Harper didn't get the same respect - or, in the end, the same rights. Punished by the school, he filed a lawsuit citing the Supreme Court's landmark decision in Tinker v. Des Moines (1969), which held that students should be allowed to wear antiwar armbands to school. The court declared that students do not "shed their constitutional rights ... at the schoolhouse gate"; officials could limit student speech only if they could show that it would "substantially interfere with the work of the school."

But a federal court turned Harper away in 2007, insisting that his antigay message infringed on the rights of other students - namely, homosexual students. Since then, courts across the country have barred kids from wearing T-shirts with antigay statements or Confederate flags, which threaten to offend African Americans.

But a lot of speech offends someone - and not just the people you might think. I'm not gay, but I'm deeply offended by the message of Harper's shirt.

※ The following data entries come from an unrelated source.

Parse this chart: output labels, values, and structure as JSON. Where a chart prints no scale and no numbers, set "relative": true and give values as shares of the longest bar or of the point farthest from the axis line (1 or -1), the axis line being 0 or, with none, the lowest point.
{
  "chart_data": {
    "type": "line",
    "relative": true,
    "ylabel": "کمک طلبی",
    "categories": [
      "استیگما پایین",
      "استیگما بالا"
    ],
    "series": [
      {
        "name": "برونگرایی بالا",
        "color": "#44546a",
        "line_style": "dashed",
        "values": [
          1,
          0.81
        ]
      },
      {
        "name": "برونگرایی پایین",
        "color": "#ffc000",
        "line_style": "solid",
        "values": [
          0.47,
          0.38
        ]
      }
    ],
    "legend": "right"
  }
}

Ditto for the Confederate flag, even though I'm not black.

And like Lynette Gaymon, I don't much care for Mitt Romney or Paul Ryan. So why should Pawlucy have the right to offend my sensibilities, while Harper doesn't?

Real courage

To the court that ruled against Harper, the answer lay in the openly bigoted content of his shirt, and its potential effect on a vulnerable minority. "Public school students who may be injured by verbal assaults on the basis of a core identifying characteristic such as race, religion, or sexual orientation have a right to be free from such attacks while on school campuses," the court declared. Any such speech threatens to "damage their sense of security" and "destroy their self-esteem."

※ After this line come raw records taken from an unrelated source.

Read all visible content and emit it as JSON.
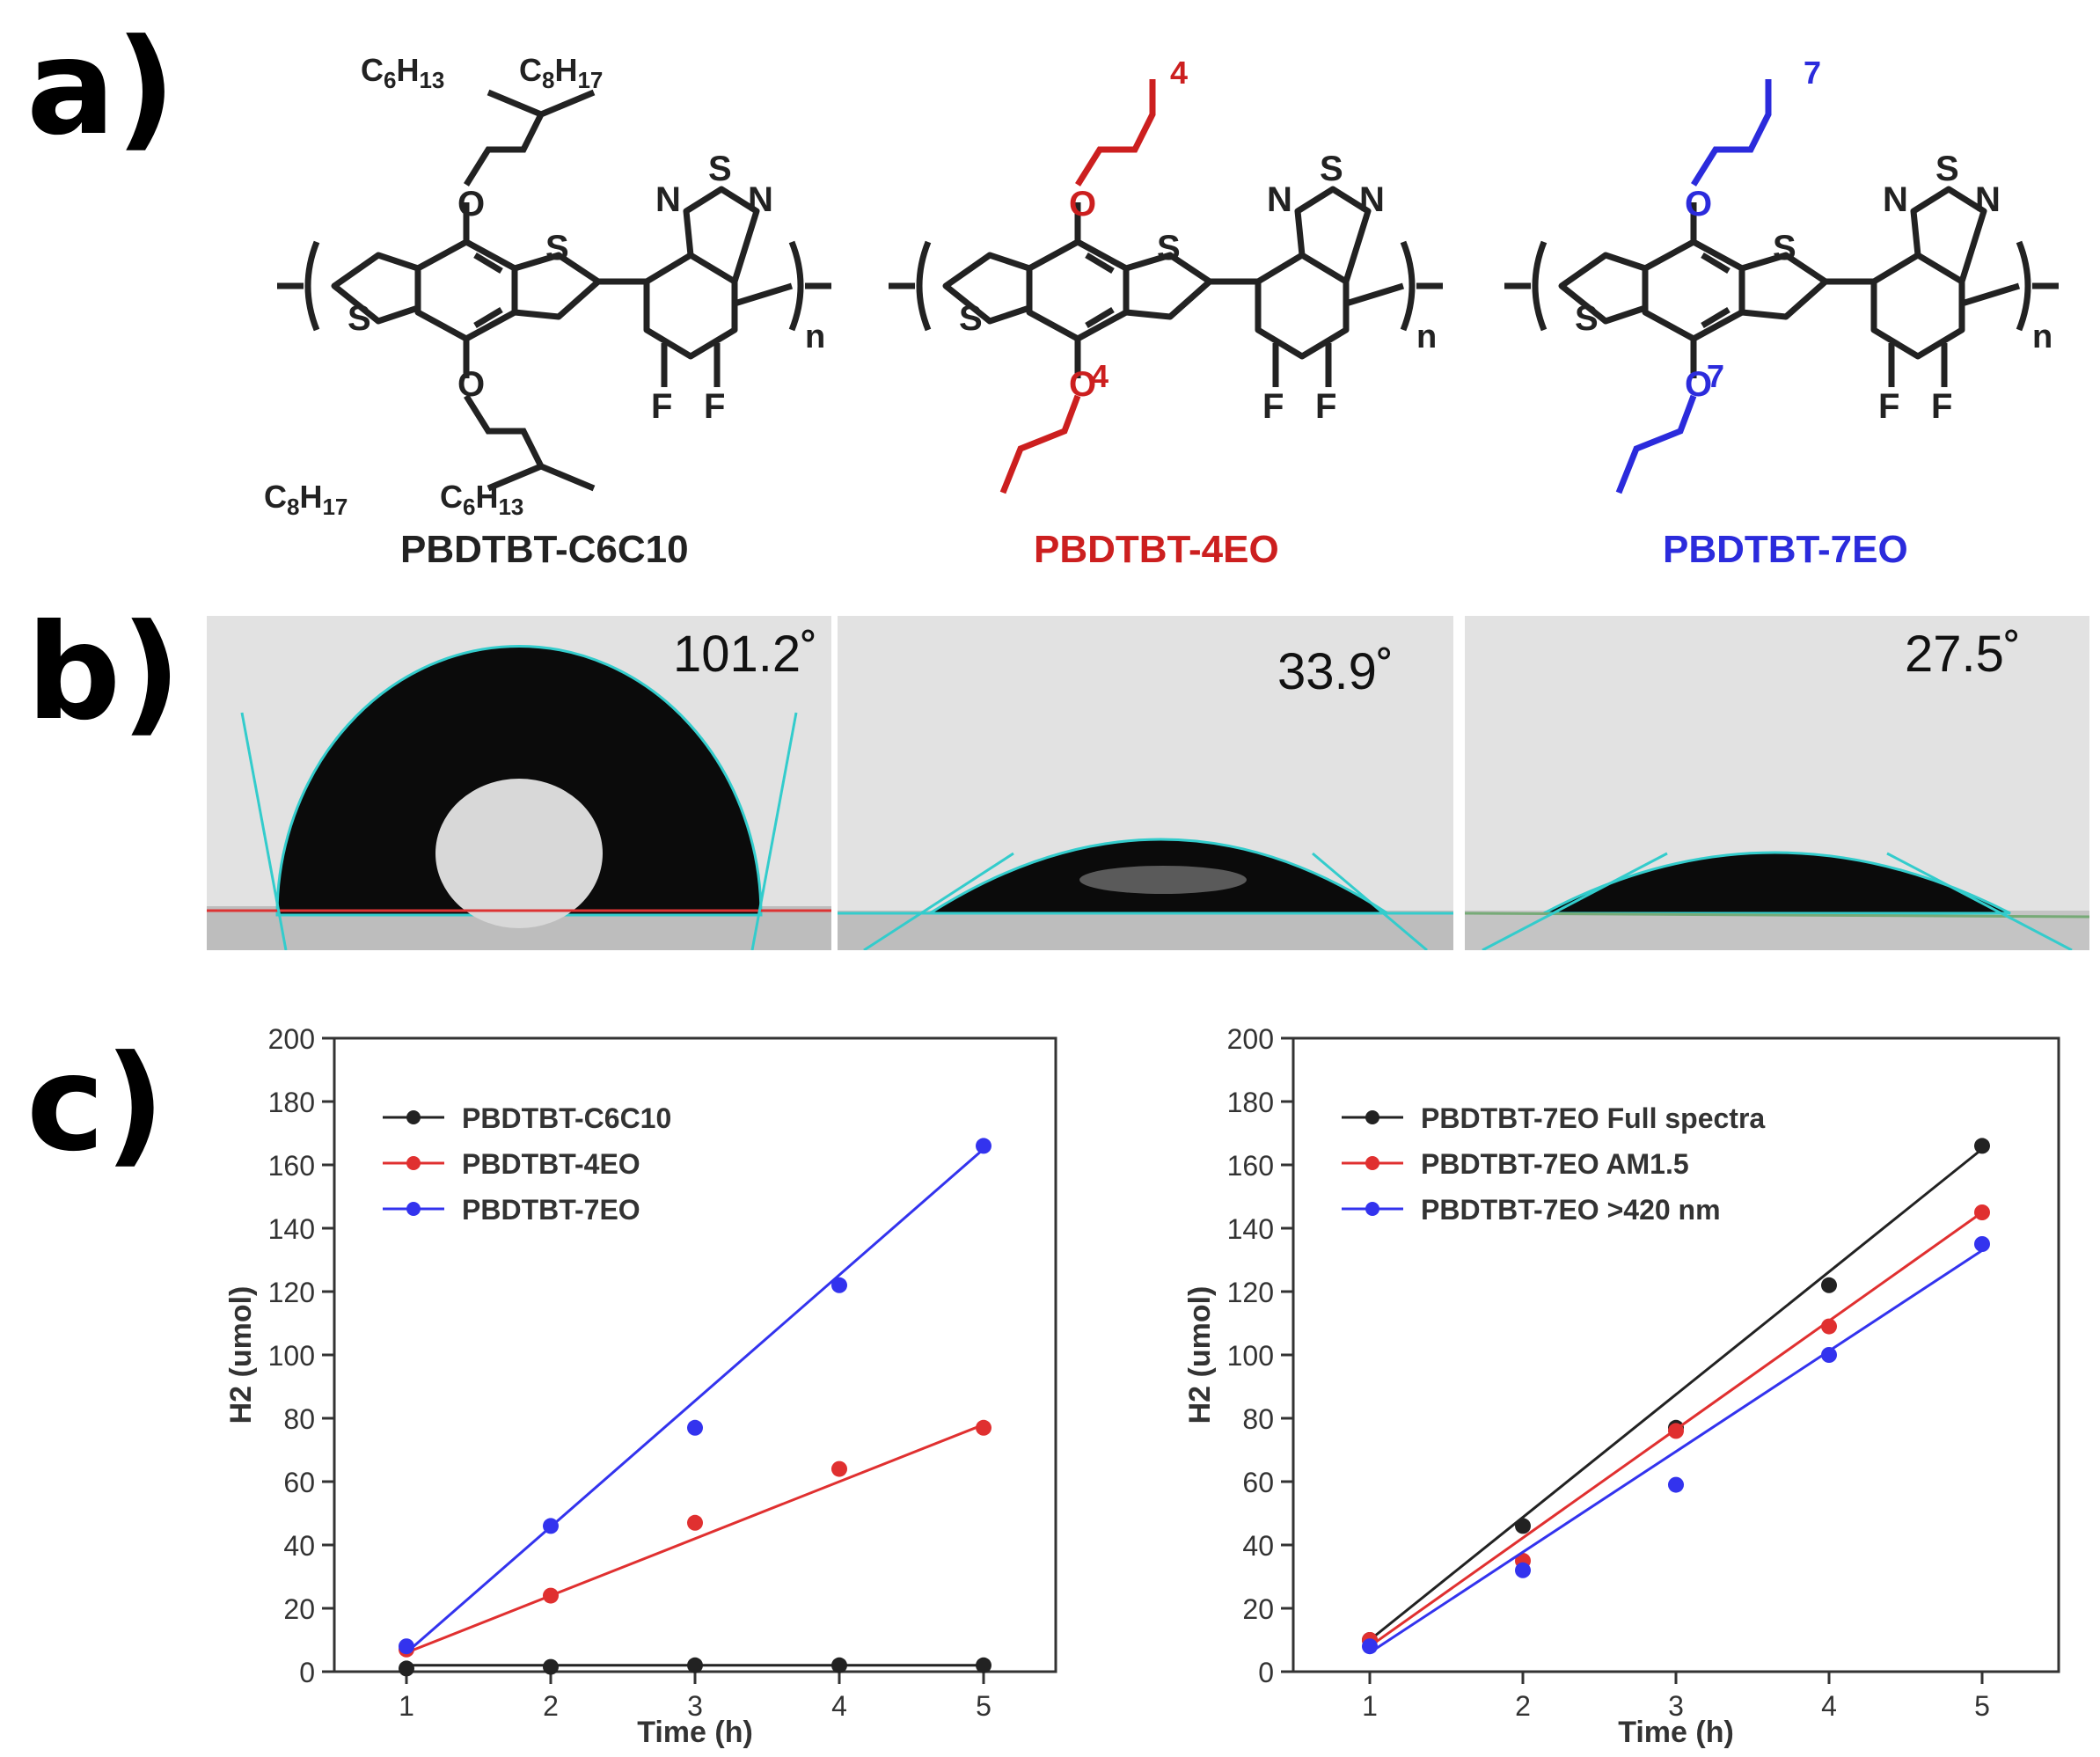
{
  "panel_labels": {
    "a": "a)",
    "b": "b)",
    "c": "c)"
  },
  "molecules": [
    {
      "name": "PBDTBT-C6C10",
      "color": "#222222",
      "side_chain_top": [
        "C6H13",
        "C8H17"
      ],
      "side_chain_bottom": [
        "C8H17",
        "C6H13"
      ],
      "repeat": null
    },
    {
      "name": "PBDTBT-4EO",
      "color": "#cc1f1f",
      "repeat": "4"
    },
    {
      "name": "PBDTBT-7EO",
      "color": "#2b2bdc",
      "repeat": "7"
    }
  ],
  "atoms": {
    "S": "S",
    "N": "N",
    "F": "F",
    "O": "O",
    "n": "n"
  },
  "contact_angles": [
    "101.2˚",
    "33.9˚",
    "27.5˚"
  ],
  "chart_data": [
    {
      "type": "scatter",
      "xlabel": "Time (h)",
      "ylabel": "H2 (umol)",
      "xlim": [
        0.5,
        5.5
      ],
      "ylim": [
        0,
        200
      ],
      "xticks": [
        1,
        2,
        3,
        4,
        5
      ],
      "yticks": [
        0,
        20,
        40,
        60,
        80,
        100,
        120,
        140,
        160,
        180,
        200
      ],
      "legend": "top-left",
      "series": [
        {
          "name": "PBDTBT-C6C10",
          "color": "#222222",
          "x": [
            1,
            2,
            3,
            4,
            5
          ],
          "y": [
            1,
            1.5,
            2,
            2,
            2
          ],
          "fit": [
            2,
            2
          ]
        },
        {
          "name": "PBDTBT-4EO",
          "color": "#e03030",
          "x": [
            1,
            2,
            3,
            4,
            5
          ],
          "y": [
            7,
            24,
            47,
            64,
            77
          ],
          "fit": [
            6,
            78
          ]
        },
        {
          "name": "PBDTBT-7EO",
          "color": "#3333ee",
          "x": [
            1,
            2,
            3,
            4,
            5
          ],
          "y": [
            8,
            46,
            77,
            122,
            166
          ],
          "fit": [
            6,
            165
          ]
        }
      ]
    },
    {
      "type": "scatter",
      "xlabel": "Time (h)",
      "ylabel": "H2 (umol)",
      "xlim": [
        0.5,
        5.5
      ],
      "ylim": [
        0,
        200
      ],
      "xticks": [
        1,
        2,
        3,
        4,
        5
      ],
      "yticks": [
        0,
        20,
        40,
        60,
        80,
        100,
        120,
        140,
        160,
        180,
        200
      ],
      "legend": "top-left",
      "series": [
        {
          "name": "PBDTBT-7EO Full spectra",
          "color": "#222222",
          "x": [
            1,
            2,
            3,
            4,
            5
          ],
          "y": [
            10,
            46,
            77,
            122,
            166
          ],
          "fit": [
            10,
            165
          ]
        },
        {
          "name": "PBDTBT-7EO AM1.5",
          "color": "#e03030",
          "x": [
            1,
            2,
            3,
            4,
            5
          ],
          "y": [
            10,
            35,
            76,
            109,
            145
          ],
          "fit": [
            8,
            145
          ]
        },
        {
          "name": "PBDTBT-7EO >420 nm",
          "color": "#3333ee",
          "x": [
            1,
            2,
            3,
            4,
            5
          ],
          "y": [
            8,
            32,
            59,
            100,
            135
          ],
          "fit": [
            6,
            133
          ]
        }
      ]
    }
  ]
}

But what happens when one minority offends another? Imagine a recent immigrant from the Muslim world debating same-sex marriage in an American classroom. If he denounced gay unions as a sin against his religion, would he be muzzled as Harper was?

Why should we assume that some people need special protection from distasteful speech? In the guise of defending minorities, these restrictions actually patronize them. And they make a mockery of Tinker, which emphasized the rights of students to exercise free speech, not to be shielded from it.

That brings us back to Samantha Pawlucy, who returned to school Tuesday amid a whirl of cameras and reporters. She was hailed as a courageous warrior for free speech, and rightly so. I'm proud of her for standing up to her teacher, who was clearly out of line.

But if we wanted to show real courage as adults, we would let our kids wear their opinions on their chests - and their hearts on their sleeves - any way they want. Some feathers might get ruffled, and some feelings would get hurt. But the best cure for offensive speech is more speech, and you're never too young to start learning that.